There are, however, two problems with the way Russian officials treat these GDP estimates. First, they use the PPP numbers to measure something -- their global economic standing -- that the conventional numbers measure better. You have only to play with international trade figures for a while to see how underdeveloped Russia's role in the world economy remains. How much, for example, would you expect the United States to trade with a country that might soon overtake France? The U.S. exported five times more to France in 2006 ($24.2 billion) than to Russia ($4.7 billion). This year the U.S. still exports more to the Dominican Republic than to Russia. And U.S. two-way trade with Malaysia is twice its two-way trade with Russia.

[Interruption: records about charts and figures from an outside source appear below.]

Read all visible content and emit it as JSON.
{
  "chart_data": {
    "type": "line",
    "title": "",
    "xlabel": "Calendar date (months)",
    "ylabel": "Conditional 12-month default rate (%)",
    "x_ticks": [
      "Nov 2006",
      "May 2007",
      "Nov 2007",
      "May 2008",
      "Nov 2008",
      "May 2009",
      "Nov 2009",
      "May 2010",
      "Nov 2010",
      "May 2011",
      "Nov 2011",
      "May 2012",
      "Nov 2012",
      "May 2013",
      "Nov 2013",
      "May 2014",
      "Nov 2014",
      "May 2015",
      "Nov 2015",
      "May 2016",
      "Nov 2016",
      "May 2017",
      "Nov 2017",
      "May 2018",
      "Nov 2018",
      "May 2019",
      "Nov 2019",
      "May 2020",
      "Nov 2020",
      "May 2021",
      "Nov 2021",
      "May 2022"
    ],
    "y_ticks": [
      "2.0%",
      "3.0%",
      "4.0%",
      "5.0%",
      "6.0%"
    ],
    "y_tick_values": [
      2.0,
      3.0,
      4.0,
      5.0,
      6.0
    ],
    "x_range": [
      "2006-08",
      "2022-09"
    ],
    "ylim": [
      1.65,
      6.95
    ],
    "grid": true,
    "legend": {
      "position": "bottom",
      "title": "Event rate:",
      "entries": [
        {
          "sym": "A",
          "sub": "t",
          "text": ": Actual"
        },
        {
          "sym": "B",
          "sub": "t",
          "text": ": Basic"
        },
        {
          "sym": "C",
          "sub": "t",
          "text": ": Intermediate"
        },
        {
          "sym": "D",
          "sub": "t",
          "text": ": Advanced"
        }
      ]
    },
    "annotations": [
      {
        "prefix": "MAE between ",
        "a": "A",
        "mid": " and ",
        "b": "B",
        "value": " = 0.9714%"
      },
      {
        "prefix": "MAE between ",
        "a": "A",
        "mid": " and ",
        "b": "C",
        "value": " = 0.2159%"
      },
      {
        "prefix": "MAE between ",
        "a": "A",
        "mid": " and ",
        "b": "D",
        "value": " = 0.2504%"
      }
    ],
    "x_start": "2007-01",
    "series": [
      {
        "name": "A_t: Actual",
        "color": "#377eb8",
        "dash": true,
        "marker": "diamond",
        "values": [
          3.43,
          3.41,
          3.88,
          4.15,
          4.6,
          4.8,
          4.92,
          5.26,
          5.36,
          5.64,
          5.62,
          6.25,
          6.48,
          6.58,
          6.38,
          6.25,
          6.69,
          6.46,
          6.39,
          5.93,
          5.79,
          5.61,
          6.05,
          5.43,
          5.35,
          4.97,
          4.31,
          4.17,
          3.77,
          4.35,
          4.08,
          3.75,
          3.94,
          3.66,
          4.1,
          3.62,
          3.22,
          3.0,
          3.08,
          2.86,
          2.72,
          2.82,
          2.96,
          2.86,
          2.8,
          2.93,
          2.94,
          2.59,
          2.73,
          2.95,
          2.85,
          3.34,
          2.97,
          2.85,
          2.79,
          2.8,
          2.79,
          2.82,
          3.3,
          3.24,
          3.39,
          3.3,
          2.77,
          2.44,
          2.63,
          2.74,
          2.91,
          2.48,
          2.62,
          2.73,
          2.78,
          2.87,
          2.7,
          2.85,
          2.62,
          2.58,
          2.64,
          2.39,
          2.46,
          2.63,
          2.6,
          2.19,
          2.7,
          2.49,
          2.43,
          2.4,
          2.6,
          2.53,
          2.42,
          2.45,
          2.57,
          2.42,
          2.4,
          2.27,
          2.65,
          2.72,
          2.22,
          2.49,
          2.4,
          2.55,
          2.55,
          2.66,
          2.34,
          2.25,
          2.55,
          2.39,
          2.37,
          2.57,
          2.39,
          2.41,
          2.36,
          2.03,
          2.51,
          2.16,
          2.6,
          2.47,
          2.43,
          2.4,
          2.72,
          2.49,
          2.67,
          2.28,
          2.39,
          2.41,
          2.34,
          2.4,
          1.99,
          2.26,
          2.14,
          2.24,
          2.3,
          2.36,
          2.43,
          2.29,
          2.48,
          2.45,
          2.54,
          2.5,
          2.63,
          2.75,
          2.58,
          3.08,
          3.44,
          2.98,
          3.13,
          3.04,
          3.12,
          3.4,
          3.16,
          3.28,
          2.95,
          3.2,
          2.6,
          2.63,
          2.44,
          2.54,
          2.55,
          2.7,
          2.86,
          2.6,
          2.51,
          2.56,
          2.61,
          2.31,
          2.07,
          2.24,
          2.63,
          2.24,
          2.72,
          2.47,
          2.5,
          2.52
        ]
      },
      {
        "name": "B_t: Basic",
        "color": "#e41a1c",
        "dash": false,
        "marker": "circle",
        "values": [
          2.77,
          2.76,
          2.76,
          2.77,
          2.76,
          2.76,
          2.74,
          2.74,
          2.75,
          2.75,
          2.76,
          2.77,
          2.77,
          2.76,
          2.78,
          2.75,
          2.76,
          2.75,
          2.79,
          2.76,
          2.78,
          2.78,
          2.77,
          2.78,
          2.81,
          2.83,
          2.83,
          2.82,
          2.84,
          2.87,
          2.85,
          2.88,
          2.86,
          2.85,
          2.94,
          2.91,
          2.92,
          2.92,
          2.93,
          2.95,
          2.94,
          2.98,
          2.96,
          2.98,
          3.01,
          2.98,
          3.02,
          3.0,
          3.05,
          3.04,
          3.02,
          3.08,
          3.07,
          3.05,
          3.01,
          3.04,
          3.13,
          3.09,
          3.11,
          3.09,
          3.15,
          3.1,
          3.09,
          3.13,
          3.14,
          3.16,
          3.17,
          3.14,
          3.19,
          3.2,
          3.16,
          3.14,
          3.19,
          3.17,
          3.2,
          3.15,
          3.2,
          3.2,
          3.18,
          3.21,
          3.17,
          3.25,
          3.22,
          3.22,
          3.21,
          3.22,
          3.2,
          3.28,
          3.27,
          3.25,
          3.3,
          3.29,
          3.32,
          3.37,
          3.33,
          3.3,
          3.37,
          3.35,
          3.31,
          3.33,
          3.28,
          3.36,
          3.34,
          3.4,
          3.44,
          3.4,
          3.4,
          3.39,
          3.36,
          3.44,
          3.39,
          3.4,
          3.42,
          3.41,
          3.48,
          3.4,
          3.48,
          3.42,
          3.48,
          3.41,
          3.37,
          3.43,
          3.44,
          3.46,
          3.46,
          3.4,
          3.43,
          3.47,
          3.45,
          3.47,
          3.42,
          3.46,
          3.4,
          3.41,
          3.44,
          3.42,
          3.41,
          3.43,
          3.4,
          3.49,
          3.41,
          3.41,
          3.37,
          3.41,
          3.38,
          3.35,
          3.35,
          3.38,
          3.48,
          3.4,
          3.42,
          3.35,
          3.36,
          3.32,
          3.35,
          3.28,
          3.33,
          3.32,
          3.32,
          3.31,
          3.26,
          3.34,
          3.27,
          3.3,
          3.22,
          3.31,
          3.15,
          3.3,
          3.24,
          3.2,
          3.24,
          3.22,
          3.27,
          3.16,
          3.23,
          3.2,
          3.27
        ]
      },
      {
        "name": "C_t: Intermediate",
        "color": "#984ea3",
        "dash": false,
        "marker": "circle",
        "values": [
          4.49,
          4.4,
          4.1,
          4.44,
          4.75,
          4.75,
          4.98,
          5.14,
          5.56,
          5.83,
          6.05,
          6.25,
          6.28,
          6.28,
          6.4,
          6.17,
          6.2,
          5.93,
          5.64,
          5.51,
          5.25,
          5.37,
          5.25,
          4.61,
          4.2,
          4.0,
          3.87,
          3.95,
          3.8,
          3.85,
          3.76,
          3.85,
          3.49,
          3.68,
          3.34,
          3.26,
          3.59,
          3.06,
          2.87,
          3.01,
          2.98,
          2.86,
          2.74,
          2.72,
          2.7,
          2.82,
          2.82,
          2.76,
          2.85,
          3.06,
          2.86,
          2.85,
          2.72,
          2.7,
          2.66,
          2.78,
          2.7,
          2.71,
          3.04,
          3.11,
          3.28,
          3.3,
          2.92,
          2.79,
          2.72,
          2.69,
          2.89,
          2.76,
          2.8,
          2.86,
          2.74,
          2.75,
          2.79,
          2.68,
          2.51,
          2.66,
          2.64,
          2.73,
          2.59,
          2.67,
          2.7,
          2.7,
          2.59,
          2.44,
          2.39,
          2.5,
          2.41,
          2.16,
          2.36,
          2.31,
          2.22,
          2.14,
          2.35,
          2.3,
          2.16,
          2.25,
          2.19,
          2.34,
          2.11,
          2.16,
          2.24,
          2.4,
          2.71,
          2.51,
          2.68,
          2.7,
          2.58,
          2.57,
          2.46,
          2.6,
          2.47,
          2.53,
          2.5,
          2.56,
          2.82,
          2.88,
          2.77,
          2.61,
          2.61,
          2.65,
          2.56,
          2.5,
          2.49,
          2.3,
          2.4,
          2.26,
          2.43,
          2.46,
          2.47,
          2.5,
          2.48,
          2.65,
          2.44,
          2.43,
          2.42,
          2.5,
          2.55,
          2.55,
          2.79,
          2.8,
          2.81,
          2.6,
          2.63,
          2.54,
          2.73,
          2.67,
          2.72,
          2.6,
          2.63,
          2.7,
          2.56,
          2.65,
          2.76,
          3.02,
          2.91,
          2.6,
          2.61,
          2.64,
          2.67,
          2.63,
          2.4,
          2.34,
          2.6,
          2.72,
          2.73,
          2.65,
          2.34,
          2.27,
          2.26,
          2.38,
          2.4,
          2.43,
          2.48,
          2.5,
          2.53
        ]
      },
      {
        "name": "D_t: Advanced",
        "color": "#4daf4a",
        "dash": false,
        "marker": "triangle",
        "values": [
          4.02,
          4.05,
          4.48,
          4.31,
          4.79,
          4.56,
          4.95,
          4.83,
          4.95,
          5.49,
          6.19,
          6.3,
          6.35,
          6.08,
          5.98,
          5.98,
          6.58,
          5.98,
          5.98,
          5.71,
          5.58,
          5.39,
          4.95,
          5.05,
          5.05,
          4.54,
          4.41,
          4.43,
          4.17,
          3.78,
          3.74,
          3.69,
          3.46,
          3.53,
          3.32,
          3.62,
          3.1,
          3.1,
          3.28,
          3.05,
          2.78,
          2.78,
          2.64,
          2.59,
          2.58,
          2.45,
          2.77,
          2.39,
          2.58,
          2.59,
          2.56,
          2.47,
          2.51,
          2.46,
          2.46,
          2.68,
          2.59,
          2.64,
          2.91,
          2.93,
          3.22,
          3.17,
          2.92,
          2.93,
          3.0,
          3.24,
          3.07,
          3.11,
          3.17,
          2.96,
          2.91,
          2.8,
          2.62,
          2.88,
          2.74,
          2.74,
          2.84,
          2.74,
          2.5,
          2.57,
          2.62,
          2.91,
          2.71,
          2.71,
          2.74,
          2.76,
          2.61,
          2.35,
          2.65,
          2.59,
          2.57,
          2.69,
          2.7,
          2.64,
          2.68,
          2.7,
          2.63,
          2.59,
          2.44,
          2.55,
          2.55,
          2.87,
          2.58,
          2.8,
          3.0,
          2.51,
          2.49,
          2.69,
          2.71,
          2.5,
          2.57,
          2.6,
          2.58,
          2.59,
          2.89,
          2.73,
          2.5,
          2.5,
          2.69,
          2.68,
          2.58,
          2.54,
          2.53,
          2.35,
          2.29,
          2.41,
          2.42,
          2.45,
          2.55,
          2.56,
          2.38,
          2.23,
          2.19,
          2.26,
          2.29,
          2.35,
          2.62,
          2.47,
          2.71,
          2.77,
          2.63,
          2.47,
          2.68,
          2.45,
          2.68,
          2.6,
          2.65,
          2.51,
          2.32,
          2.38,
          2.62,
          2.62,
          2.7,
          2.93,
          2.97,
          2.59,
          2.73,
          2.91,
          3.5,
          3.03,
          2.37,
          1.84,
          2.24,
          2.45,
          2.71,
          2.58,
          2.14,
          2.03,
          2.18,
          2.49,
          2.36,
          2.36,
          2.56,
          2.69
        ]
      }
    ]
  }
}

Perhaps, you say, Russian-American trade is atypical, and looking at Russia's trade with its closest neighbor -- Europe -- would paint a different picture? Yes, but not as different as you might think. As Peter Mandelson, the EU's trade commissioner, put it recently, Russia's exports to the EU are, apart from energy, "about the same as those of Morocco or Argentina" -- slightly less than 3.5% of Europe's total imports.

The EU's energy imports from Russia are, of course, about twice that level, or 7% of all imports -- a big number. But it too should be kept in perspective. Between 2000 and 2005, Russia's share in European natural gas imports dropped, from 50% to 42%. European politicians say they want to diversify their sources of supply. They're talking about something that may already be happening and can be pushed further.

There is a second problem with Russian leaders' economic claims. If we use PPP figures as intended -- to compare living standards -- we will be at least as impressed by how far Russia has to go as by how far it has already come. Just consider per-capita GDP growth in Russia, France and Italy. Under Mr. Putin, Russian per-capita income -- even in PPP terms -- has gone from somewhat less than a third of the level of France and Italy to somewhat more than a third. This increase is good news for Russian consumers, but they remain Europe's poor relations all the same.

Interestingly, Mr. Putin himself used to make this point when he first became president. To underscore how poor his country was, and how urgent it was to reform, he observed that it would take 15 years of 8% economic growth for Russia's per-capita income to equal Portugal's. This was a particularly brutal comparison, because Russians saw Portugal not as a rich European state but as a poor one. (And how humiliating to be compared to such a small country.)

These days, Mr. Putin does not use the Portugal comparison so much -- the urgency of reform is less on his mind -- so here's the update. With all its growth Russia is gaining ground, but the absolute gap between the two countries is only modestly narrower than when Mr. Putin first compared them -- just over $12,000 then, just under $11,000 now. Meanwhile, the gap between Russia and both France and Italy has widened slightly. Even if Russia keeps steaming ahead, it will probably not catch up with Portugal until 2020 -- and by some estimates, long after that.

These comparisons do not detract from the Russian economy's extraordinary growth. Its transformation is a huge opportunity for anyone who is a part of it. The reason, however, is not that Russia has catapulted itself into the ranks of the rich, but that it is still relatively poor. The low base from which it is growing means that strong increases can continue for a long time before petering out. (Just ask European machinery exporters: Their sales to Russian companies quadrupled between 2000 and 2006.) Similarly, the low living standards of the Russian people mean that the leveling off of their consumption surge is decades away. It's good politics -- and maybe even good geopolitics -- for Mr. Putin and his colleagues to claim they've come further than they have. But we'll understand today's Russia better if we don't believe them.

Mr. Sestanovich is a senior fellow at the Council on Foreign Relations and a professor of international diplomacy at Columbia University.